Flummoxed by the introduction of a dead baseball, the defending World Series champion Cardinals struggled to score a run at the start of the 1943 season. Desperate, Stan Musial broke the scoreless streak by attempting to steal home.
The 1943 Cardinals established a major-league record by going scoreless for the first 26 innings of the season.
The record stood for 73 years until the 2016 Padres began the season by failing to score in the first 30 innings. Jon Jay, a former Cardinals outfielder, snapped the Padres’ futility streak with a RBI-single in the fourth inning against the Rockies at Denver on April 8, 2016.
Musial’s mad dash
In 1943, the Cardinals started the season at Cincinnati. The Reds won the opener, 1-0, in 11 innings and also won, 1-0, again the next day in 10 innings.
After going scoreless in the first five innings of Game 3, the Cardinals had the bases loaded with one out in the sixth. Musial broke from third, attempting to steal home, and was trapped in a rundown.
When Musial dashed for the plate, third baseman Bert Haas tossed the ball to catcher Ray Mueller, who dropped it. Musial scored on the error for the Cardinals’ first run of the season. The Cardinals scored again in the eighth and won, 2-1.
After Reds general manager Warren Giles sent a telegram to National League president Ford Frick, complaining about the ball, an official with manufacturer A.G. Spalding admitted the ball produced by the company “did not measure up to specifications in resiliency,” The Sporting News reported.
According to Giles, the Spalding official said that the “rubber cement they were forced to use had affected the rebound of the 1943 baseball adversely.” Tests showed the resiliency of the 1943 balls were 25 percent less than in 1942.
In his book “Stan Musial: The Man’s Own Story,” Musial explained, “Because rubber was a war-priority item, the Spalding Company … decided to use re-processed rubber or, as it’s more accurately known, balata.”
Irate, Giles fumed to The Sporting News: “Asking big leaguers to play with the sort of a ball with which we are opening the season would be like asking our soldiers, sailors and Marines to win the war with blanks instead of real ammunition.”
Frick instructed NL teams to use leftover 1942 baseballs until Spalding could issue revamped 1943 balls.
Said Cardinals manager Billy Southworth of the dead balls: “It robs the game of the great hitting and great fielding plays which cause baseball to appeal to the public.”
Here is the look at the Cardinals’ first three games of the 1943 season:
In a matchup of aces Johnny Vander Meer of the Reds and Mort Cooper of the Cardinals, Vander Meer prevailed in the 1-0 Reds victory on April 21.
Vander Meer yielded two hits and five walks in 11 innings.

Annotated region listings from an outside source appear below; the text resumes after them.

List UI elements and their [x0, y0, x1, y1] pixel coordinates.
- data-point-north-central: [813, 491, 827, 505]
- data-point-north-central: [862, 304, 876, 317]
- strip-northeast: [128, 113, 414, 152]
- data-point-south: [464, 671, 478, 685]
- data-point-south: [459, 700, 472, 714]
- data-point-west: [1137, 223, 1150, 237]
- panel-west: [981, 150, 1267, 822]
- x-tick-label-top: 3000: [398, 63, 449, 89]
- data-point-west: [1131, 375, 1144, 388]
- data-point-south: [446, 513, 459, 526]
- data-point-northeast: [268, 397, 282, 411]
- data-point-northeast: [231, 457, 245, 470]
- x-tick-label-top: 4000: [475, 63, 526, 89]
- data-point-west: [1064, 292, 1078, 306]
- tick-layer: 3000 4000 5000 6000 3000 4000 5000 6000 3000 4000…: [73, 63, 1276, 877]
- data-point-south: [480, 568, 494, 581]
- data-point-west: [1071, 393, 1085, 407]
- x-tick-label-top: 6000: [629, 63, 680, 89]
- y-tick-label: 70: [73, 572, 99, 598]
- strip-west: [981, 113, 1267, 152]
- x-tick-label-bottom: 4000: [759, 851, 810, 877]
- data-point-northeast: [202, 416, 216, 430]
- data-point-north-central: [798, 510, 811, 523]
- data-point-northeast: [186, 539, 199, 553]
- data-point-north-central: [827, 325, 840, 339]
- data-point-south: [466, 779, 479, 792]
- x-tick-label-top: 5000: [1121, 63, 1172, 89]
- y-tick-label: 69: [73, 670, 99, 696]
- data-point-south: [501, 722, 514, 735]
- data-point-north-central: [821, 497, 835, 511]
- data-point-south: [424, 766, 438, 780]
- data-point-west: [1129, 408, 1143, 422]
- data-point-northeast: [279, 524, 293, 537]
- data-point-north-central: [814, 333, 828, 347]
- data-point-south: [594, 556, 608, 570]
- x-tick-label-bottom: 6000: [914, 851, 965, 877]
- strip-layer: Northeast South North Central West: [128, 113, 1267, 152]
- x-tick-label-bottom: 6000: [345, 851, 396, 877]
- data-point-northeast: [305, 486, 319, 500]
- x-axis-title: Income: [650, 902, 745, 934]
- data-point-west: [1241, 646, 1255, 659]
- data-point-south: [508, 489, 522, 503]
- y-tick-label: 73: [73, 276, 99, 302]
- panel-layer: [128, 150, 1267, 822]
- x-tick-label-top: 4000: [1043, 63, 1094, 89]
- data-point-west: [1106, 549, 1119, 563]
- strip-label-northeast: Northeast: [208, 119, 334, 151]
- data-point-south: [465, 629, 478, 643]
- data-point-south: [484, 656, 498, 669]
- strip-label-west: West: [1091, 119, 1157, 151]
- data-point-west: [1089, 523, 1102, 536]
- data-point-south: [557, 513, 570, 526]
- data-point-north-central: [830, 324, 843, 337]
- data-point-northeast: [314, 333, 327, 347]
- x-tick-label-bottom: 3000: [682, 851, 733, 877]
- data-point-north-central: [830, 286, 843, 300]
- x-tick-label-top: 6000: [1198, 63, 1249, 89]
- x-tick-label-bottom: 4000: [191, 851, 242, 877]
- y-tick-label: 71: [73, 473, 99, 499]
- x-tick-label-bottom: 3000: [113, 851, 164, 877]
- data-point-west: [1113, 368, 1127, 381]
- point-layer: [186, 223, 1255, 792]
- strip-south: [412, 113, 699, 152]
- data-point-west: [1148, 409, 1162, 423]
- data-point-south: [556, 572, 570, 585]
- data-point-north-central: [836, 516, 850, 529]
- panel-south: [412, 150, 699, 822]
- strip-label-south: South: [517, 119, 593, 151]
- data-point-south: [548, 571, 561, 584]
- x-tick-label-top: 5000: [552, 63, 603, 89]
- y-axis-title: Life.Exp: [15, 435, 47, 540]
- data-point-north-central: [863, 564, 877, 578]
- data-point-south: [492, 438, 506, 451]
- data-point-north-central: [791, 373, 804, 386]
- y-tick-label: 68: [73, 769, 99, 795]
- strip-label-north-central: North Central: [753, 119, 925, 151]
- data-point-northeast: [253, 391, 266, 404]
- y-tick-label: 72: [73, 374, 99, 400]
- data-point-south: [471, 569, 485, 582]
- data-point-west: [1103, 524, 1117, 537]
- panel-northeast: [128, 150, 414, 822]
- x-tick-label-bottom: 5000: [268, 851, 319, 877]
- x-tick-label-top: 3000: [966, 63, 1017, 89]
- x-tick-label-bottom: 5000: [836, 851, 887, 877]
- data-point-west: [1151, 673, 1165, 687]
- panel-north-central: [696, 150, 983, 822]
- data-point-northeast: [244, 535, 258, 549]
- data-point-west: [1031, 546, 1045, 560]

Singles by Whitey Kurowski in the first inning and Frank Demaree in the third accounted for the St. Louis hits.
The Cardinals put three runners on base in the first but couldn’t score.
In the 11th, Lonny Frey led off for the Reds with a single against Cooper and advanced to second on Mike McCormick’s sacrifice bunt. Max Marshall drove in Frey with a single.
Cooper pitched 10.1 innings and gave up six hits and two walks. Boxscore
Choke up, fellas
In Game 2 on April 22, Ray Starr held the Cardinals to five hits in 10 innings. The Reds won, 1-0, when Frey scored from third on a Haas single off starter Ernie White with two outs in the 10th.
Musial had tripled with one out in the fourth, but was stranded.
“When I tripled off Ray Starr,” said Musial, “the ball sounded like a nickel rocket.”
Said Southworth to the Cardinals: “You’ll have to choke your bats, fellas, as they used to do in the old days, and bunt more often.” Boxscore
In Game 3, on April 24, both of the Cardinals’ runs in their 2-1 victory were unearned.
The first came when Musial escaped the rundown after Mueller dropped the ball.
The second came in the eighth when Musial scored from third on a passed ball by Mueller. Boxscore
With better baseballs, the 1943 Cardinals’ offense came to life. They scored 679 runs (second only to the Dodgers in the NL) and won their second consecutive pennant, posting a 105-49 record.